Rz. 528

Nach § 10 Abs. 5 S. 1 Nr. 1 UStG findet die Mindestbemessungsgrundlage Anwendung, wenn eine Körperschaft oder Personenvereinigung nach § 1 Abs. 1 Nr. 1Nr. 5 KStG, nichtrechtsfähige Personenvereinigungen sowie Gemeinschaften an ihre Anteilseigner, Gesellschafter, Mitglieder, Teilhaber oder diesen nahestehende Personen eine verbilligte Leistung ausführt. Damit müssen sowohl auf der Seite des leistenden Unternehmers als auch auf der Seite des Leistungsempfängers die Voraussetzungen nach § 10 Abs. 5 S. 1 Nr. 1 UStG gegeben sein.
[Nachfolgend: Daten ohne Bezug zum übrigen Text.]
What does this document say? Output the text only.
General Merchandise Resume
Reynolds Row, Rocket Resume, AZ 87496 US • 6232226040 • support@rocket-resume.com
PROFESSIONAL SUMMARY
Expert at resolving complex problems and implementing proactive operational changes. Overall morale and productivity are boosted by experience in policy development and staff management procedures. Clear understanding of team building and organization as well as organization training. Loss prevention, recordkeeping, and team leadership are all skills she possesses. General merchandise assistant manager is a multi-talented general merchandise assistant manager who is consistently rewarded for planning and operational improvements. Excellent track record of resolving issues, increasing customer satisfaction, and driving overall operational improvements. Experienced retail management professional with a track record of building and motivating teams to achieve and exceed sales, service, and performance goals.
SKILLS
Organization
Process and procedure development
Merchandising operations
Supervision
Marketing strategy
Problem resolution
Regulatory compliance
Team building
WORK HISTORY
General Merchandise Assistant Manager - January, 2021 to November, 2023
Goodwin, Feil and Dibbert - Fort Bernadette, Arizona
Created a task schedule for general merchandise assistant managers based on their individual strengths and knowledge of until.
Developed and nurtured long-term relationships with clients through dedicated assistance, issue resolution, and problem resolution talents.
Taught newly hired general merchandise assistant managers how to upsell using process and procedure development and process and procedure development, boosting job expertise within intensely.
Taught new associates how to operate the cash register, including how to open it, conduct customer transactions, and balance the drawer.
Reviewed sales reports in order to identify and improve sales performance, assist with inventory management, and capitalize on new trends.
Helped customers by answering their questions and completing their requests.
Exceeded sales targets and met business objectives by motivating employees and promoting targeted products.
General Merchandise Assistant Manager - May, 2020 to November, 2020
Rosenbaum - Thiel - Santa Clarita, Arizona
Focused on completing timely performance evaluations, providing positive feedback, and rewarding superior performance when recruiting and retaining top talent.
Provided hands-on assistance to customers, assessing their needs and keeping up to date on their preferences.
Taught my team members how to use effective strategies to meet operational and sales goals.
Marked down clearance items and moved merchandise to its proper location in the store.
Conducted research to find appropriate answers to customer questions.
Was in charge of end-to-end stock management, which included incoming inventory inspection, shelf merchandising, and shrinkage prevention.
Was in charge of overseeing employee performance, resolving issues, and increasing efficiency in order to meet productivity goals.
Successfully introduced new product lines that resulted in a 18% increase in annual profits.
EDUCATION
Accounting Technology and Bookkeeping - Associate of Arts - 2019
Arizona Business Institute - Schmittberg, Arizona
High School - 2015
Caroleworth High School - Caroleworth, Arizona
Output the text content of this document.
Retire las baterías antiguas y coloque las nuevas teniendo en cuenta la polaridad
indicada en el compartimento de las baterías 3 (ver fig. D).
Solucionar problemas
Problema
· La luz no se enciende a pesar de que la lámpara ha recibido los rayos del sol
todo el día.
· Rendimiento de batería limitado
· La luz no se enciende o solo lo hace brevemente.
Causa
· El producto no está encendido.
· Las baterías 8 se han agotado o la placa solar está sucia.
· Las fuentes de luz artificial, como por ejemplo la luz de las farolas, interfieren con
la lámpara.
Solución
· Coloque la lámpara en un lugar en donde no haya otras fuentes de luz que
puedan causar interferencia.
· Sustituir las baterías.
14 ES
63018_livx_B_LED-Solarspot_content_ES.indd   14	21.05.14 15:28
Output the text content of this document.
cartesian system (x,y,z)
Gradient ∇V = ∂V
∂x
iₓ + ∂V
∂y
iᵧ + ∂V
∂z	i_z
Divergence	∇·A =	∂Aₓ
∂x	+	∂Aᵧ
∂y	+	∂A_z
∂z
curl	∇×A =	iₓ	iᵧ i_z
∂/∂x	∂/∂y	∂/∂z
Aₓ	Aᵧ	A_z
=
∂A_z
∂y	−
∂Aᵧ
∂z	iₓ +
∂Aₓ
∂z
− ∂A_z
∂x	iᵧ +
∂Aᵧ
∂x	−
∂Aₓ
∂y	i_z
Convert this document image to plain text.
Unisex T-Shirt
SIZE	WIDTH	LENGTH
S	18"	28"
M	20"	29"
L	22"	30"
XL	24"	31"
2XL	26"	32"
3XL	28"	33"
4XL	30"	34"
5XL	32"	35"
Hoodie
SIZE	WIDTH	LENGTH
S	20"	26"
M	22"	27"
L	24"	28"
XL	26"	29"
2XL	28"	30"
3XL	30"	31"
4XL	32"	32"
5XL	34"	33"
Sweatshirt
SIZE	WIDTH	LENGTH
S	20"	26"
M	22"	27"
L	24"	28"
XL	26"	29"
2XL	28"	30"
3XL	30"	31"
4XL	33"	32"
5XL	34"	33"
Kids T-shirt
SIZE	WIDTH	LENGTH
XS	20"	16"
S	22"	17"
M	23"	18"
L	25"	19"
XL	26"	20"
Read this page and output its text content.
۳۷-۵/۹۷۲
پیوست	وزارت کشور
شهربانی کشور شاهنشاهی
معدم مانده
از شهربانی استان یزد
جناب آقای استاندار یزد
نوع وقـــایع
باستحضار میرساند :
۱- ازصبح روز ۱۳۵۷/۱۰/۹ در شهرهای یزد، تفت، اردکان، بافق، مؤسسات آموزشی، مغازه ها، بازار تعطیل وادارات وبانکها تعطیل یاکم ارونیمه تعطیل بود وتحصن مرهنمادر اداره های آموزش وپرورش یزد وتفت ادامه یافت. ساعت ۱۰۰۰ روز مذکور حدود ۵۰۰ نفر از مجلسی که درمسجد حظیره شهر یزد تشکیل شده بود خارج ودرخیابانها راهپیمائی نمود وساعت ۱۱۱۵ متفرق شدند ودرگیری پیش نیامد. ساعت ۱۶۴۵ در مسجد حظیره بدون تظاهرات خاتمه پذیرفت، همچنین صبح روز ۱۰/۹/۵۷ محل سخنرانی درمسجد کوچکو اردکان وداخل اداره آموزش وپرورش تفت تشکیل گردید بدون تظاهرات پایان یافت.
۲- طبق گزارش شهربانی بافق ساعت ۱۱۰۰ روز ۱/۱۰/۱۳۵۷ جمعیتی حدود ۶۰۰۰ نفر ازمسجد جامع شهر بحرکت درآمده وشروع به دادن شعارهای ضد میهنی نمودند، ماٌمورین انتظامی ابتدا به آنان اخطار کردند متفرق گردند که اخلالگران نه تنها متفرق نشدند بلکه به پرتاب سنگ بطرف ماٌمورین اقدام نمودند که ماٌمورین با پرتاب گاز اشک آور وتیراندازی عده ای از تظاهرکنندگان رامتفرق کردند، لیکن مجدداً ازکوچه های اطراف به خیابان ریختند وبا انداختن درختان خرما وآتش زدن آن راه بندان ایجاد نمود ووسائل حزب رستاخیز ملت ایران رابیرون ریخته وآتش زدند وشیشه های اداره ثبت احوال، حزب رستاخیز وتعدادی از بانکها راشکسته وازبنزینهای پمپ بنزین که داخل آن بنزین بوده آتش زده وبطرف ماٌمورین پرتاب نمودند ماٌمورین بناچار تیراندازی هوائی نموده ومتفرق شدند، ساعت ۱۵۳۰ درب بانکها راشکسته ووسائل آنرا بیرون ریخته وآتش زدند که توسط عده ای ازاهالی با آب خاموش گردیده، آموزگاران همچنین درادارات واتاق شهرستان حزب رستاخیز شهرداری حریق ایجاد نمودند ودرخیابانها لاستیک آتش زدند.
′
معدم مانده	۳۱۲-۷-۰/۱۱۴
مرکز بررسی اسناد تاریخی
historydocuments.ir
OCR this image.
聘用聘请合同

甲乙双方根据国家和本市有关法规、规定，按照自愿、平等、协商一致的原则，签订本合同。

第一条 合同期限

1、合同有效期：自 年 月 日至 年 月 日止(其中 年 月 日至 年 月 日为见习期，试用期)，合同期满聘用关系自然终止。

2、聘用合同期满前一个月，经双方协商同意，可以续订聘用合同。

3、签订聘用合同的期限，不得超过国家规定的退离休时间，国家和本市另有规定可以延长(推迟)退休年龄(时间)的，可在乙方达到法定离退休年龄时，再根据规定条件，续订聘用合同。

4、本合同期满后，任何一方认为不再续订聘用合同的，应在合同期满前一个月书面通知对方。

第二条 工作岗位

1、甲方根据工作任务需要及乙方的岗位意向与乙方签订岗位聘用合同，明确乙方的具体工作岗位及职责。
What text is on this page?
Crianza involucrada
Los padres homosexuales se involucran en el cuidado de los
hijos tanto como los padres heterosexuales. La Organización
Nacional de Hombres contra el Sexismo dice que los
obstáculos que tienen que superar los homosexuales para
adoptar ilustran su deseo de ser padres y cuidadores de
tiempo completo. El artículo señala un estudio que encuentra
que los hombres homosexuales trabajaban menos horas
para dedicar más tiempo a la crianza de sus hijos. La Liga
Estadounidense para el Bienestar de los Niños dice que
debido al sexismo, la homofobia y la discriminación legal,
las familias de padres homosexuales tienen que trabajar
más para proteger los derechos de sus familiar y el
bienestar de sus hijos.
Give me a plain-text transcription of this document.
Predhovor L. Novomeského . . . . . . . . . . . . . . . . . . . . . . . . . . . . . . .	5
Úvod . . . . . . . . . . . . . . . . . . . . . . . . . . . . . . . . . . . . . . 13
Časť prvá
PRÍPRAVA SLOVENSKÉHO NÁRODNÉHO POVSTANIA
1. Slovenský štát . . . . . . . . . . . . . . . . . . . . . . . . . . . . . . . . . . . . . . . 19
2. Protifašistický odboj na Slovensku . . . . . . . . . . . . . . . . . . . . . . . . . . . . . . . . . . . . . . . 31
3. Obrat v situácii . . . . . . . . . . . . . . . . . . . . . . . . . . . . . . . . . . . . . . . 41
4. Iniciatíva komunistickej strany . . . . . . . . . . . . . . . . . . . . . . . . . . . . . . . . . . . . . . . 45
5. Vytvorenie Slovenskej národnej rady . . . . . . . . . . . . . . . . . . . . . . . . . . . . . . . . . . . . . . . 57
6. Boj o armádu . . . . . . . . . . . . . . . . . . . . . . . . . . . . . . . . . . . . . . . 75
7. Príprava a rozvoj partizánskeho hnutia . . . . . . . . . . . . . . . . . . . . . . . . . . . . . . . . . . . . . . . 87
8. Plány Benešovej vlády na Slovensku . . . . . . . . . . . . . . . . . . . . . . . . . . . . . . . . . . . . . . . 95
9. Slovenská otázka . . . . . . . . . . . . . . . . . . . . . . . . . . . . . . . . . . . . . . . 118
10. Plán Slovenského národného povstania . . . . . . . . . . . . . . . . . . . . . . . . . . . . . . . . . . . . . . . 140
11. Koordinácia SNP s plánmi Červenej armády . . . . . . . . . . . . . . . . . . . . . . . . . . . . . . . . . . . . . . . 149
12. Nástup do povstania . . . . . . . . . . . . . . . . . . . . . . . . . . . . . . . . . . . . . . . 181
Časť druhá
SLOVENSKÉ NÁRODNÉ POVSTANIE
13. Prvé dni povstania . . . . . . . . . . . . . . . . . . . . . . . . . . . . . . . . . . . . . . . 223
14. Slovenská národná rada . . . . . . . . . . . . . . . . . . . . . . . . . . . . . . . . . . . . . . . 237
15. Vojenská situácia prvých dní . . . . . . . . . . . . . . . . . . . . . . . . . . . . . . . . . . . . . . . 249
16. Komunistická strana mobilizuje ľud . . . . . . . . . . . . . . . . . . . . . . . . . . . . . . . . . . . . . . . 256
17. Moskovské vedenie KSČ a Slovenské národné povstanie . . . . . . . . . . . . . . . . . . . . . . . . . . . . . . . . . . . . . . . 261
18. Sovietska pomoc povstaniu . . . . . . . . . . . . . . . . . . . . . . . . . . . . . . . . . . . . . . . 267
Die Aufzählung der leistenden Körperschaften und Personenvereinigungen entspricht vom Inhalt her den bis zum 31.3.1999 in § 1 Abs. 1 Nr. 3 UStG a. F. aufgeführten Körperschaften und Vereinigungen[1] sowie auch dem sich aus Art. 80 MwStSystRL ableitbaren Anwendungsrahmen.

 

Rz. 528a

Leistungsempfänger der Leistung der Körperschaft bzw. der Personenvereinigung muss ein Anteilseigner, Gesellschafter, Mitglied oder Teilhaber sein, das bedeutet, dass der Leistungsempfänger auf rechtlicher Ebene in einem eigentümerähnlichen Verhältnis stehen muss. Nicht erforderlich ist es nach dem Gesetzeswortlaut, dass es sich bei dem Anteilseigner, Gesellschafter usw. um eine Person mit Einfluss auf die Körperschaft oder Personenvereinigung handeln muss. Es ist also ausreichend, dass überhaupt ein solches Rechtsverhältnis besteht. Fraglich kann sein, ob es dem Regelungszweck des § 10 Abs. 5 UStG entspricht – hier insbesondere der Vermeidung von Steuerhinterziehung bzw. Steuerumgehung – wenn unterschiedslos alle Anteilseigner und Gesellschafter unabhängig ihres Einflusses auf die Gesellschaft der Mindestbemessungsgrundlage unterworfen werden sollen. Steuerhinterziehung oder Steuerumgehung setzt immer auch planmäßiges, zielgerichtetes Verhalten voraus. Bei Leistungen gegenüber einem Minderheitsgesellschafter, der über keinen Einfluss auf die Geschäfte der Gesellschaft verfügt, wird kaum ein Interesse bestehen, diesem einen derartigen Vorteil zuzuwenden. Insoweit wird es sich bei dieser Frage auch eher um ein theoretisches, als den um ein praktisches Problem handeln, da in den Fällen der Leistung gegenüber einem Minderheitsgesellschafter dieser wahrscheinlich ein marktübliches Entgelt aufwenden muss, sodass in diesem Fall die Mindestbemessungsgrundlage grundsätzlich nicht zur Anwendung kommen kann.

 

Rz. 529

Bei der Frage, ob eine Mindestbemessungsgrundlage anzusetzen ist, muss zuvor besonders sorgfältig geprüft werden, ob es sich überhaupt um einen Leistungsaustausch aus dem unternehmerischen Bereich der Vereinigung usw. handelt. Das gilt z. B. für die GmbH, deren Mehrheitsgesellschafter eine Kommune oder eine andere öffentlich-rechtliche Körperschaft ist, wenn die GmbH Erschließungsleistungen an die Kommune erbringt und von dieser Zuschüsse mit Entgeltscharakter erhält.[2]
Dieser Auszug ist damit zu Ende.